Istilah “Prapaskah” merupakan hasil penerjemahan secara bebas atas kata “Lent”.
Kata Lent berasal dari kosa kata Bahasa Jerman pra historis: “langgitínaz”, yang dibentuk dari penggabungan dua kata: “lanngaz” yang berarti “panjang” dan elemen imbuhan “tina” yang berarti “hari”. Sehingga kata itu membentuk pengertian harfiah “hari yang panjang” dan diasosiasikan dengan Musim Semi, yang mem-punyai waktu siang lebih panjang dari Musim Dingin.
Kata itu kemudian menjadi kata ambilan di dalam Bahasa Inggris Kuno dan bertransformasi menjadi kata: “lencten”, yang kemudian berubah menjadilengten” dan kemudian “Lenten” dalam Bahasa Inggris Abad Tengah.
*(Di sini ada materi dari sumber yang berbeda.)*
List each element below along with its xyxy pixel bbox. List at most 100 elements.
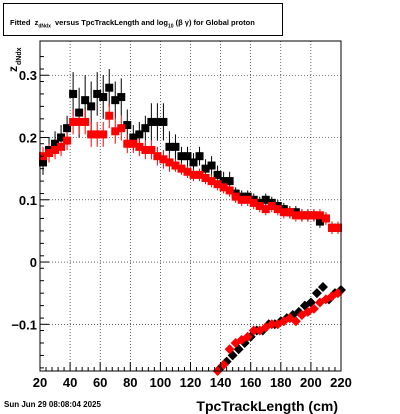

Pada akhir Abad Tengah, kata Lenten bertransformasi menjadi kata benda “Lent” (yang tetap dipergunakan hingga sekarang dan kata Lenten berubah menjadi bentuk kata sifat). Pengertiannya juga mengalami perubahan, yaitu dari pengertian sekular “Musim Semi” menjadi pengertian rohani sebagai “Masa Prapaskah.”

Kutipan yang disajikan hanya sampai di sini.